Improving Refugee Integration Through Public Works: Experimental Evidence at Scale from Ethiopia
This study examines the impacts of integrating refugees into a national public works and livelihoods program, leveraging a nationwide large-scale randomized controlled trial conducted among 22,500 households across six refugee camps and neighboring areas in Ethiopia. The program under investigation, called Refugee and Host Integration through the Safety Net (RHISN), offers remunerated public works, business trainings and coaching, and a USD 600 business grant to refugee and host beneficiaries to promote economic livelihoods and socio-economic integration between refugees and hosts through joint work in integrated teams.

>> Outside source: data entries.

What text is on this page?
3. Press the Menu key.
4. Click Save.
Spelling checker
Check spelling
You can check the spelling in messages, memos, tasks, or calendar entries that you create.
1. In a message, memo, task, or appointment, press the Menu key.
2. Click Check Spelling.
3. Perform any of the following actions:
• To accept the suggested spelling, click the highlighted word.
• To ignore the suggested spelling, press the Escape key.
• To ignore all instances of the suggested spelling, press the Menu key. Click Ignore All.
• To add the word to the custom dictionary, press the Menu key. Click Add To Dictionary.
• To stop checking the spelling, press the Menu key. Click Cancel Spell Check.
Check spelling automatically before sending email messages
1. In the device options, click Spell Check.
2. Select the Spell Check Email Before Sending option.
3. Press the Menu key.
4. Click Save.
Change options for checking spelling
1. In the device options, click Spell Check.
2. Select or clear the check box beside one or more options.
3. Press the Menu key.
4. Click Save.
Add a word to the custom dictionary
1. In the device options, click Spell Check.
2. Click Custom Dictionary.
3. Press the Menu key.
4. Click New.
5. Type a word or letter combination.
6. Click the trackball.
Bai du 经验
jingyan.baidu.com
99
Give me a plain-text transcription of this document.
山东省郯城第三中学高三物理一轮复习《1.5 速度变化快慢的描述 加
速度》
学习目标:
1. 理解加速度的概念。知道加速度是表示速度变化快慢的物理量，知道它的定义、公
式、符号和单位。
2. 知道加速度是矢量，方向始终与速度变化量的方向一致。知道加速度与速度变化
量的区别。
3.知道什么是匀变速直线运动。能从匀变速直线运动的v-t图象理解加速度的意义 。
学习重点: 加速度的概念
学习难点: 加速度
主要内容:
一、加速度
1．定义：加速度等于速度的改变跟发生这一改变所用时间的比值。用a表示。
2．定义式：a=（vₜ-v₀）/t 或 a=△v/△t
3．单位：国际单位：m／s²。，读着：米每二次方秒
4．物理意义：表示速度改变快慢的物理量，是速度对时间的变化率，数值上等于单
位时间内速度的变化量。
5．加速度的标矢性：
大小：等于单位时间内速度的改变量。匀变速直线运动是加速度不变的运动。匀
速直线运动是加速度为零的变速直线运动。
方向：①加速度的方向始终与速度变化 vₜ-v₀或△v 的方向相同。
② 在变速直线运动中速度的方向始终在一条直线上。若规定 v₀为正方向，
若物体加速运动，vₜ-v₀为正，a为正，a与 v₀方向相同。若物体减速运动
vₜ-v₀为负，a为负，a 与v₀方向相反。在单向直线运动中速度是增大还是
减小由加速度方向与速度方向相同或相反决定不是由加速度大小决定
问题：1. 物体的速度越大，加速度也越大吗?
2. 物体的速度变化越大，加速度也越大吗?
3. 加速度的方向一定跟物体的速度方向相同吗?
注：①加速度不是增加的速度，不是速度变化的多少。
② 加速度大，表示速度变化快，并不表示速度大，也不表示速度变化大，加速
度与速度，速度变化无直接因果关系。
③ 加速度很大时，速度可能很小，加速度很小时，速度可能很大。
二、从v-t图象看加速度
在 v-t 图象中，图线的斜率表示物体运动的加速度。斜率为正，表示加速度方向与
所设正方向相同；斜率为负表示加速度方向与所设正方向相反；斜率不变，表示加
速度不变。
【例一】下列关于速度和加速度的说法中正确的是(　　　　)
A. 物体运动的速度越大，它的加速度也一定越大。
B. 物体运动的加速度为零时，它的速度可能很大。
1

The researchers will assess i) whether the program improves economic, social, and psychological well-being, and ii) the effects of outgroup exposure through mixing refugees and hosts in public works groups on social and economic network formation, workplace productivity, and social cohesion in hosting regions. The clustered randomization generates exogenous variation in the population share of households participating in RHISN, and in the intensity of exposure between refugees and hosts across neighborhoods as well as within their work team. This will allow the researchers to quantify not only the direct impacts of the program on recipients, but also the overall impact on the local economy through economic spillovers (e.g., prices, wages and demand) and social spillovers (e.g., through evolving social norms or the propagation of attitudes within social networks).